Metis women, strong women
- Karon Lenore Shmon | April 10, 2021
The March edition of Eagle Feather News was dedicated to Indigenous women. We asked several Indigenous women to write about Indigenous women. This is one of those stories.
I frequently find I am explaining that the matriarchy so affiliated with the Métis doesn’t mean women are in charge or that they make all the decisions. This worldview comes from elsewhere. To us, our traditional matriarchy means women’s opinions and women’s roles are highly regarded.
Métis women have always needed to be strong so their families could survive. When I think of the strength of the Métis women who came before me I am filled with wonderment and gratitude. My great-grandmother’s story is one of challenge and triumph. As a girl of nine, Jane Mary Adams, who went by the name Jennie, walked all the way from Manitoba to Saskatchewan behind an ox cart. With nothing more than what the cart could carry, these Métis families re-established themselves from scratch, found a place to live, built a dwelling, and became part of a new community. Métis families had to be self-sufficient. Honing the skills to provide for yourself and your family was the primary education most needed and received.
Marrying at sixteen was common at the time and Jennie did just that when she married Michael McLaughlin in 1887. He was a Métis, also from Red River, with a story all his own. Jennie and Michael lived in the small community of Lindsay District, North-West Territories, an English Métis settlement just 10 km from Prince Albert, Saskatchewan. In my head, Prince Albert is called Isbister.
Just a year later in 1888, Jennie and Michael started their family with the birth of the first of their 24 children. The last child born, Daisy Lenore McLaughlin, my grandmother, was born in 1914. The genealogical record shows that they had sixteen children, but in the oral history of our family, we hear Jennie had twenty-four children. We were told that some of them were miscarriages and stillbirths and that some were twins. Quibbling about numbers seems moot since having sixteen children survive is a remarkable feat unto itself. In those days, children were born at home, often with the help of very capable midwives. With the amount of work required to look after a family of this size, there was very little rest after each baby’s birth. One of the sadder stories is that Jennie lost four children to diphtheria in one week. She had to build the coffins. She made one of them too short. This was a sign to her that she was going to lose another child to the deadly disease, and she did. I cannot really fathom the depth of the grief the family experienced over this loss.

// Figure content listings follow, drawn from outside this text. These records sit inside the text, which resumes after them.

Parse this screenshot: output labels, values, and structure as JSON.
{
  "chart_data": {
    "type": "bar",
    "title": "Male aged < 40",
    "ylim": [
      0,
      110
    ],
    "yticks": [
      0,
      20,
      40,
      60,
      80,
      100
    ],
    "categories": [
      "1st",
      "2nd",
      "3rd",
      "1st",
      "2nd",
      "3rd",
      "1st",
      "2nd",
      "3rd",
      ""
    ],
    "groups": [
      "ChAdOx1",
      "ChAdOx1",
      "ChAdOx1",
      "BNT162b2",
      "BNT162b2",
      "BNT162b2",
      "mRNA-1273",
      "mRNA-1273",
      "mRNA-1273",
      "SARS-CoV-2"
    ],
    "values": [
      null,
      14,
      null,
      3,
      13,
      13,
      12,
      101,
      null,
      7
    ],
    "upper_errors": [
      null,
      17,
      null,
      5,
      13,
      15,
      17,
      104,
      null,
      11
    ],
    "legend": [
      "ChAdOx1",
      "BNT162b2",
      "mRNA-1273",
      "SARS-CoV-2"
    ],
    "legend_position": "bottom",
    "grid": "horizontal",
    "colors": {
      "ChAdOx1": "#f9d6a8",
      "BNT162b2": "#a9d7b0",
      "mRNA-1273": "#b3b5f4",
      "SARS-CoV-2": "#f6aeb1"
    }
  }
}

Michael and Jennie began living separate lives after WWI. Jennie lived in Prince Albert for a few years and then made a home at Chitek Lake, SK. It was here that my mother, Darleen Lenore McLaughlin, had the misfortune of being separated from her mother. This brought her the good fortune of being raised by Jennie and her partner, Jim Barrett. She called them Granny McLaughlin and Daddy Jim.
Mom had the best time growing up in the one-room log cabin at Chitek Lake. She was proud of being able to snare rabbits and of having her own .22 rifle at age 9. Jennie was so resourceful that she made Darleen’s clothing from adult clothing. Mom’s favourite pants were those made from Daddy Jim’s pants because Granny McLaughlin had left the man-sized pockets in the pants. This pleased Darleen to no end as those gigantic pockets held all her treasures.
Mom was the grateful recipient of all of Jennie’s stories; about the long walk from Manitoba, the children lost to diphtheria, the plant medicines, the berries to pick, the food to make, and the skills to develop. Mom made sure we grew to love Chitek Lake. Eight of us would stay in the cabin in which she grew up. It was a rare privilege and remains one of my fondest memories.
Jane Mary Adams – Jennie - gave my Mom a great work ethic and the drive to persevere. She enriched her life with Métis ways of thinking, Métis ways of doing things, and Métis ways to laugh and enjoy life. She taught her that real wealth comes from being loved and from feeling safe and happy. I also like to think we inherited the matriarchy. Mom was raised to have confidence in her own abilities and decisions. This made her leadership skills obvious and they were welcomed at a time when visibly Métis women were often without a voice. Thanks, Mom. I am your daughter and proud of it. Of course, an even bigger thank you goes to Granny McLaughlin for her love and influence. Like so many of our ancestors, to many she was an unremarkable woman. To me, she made a remarkable difference.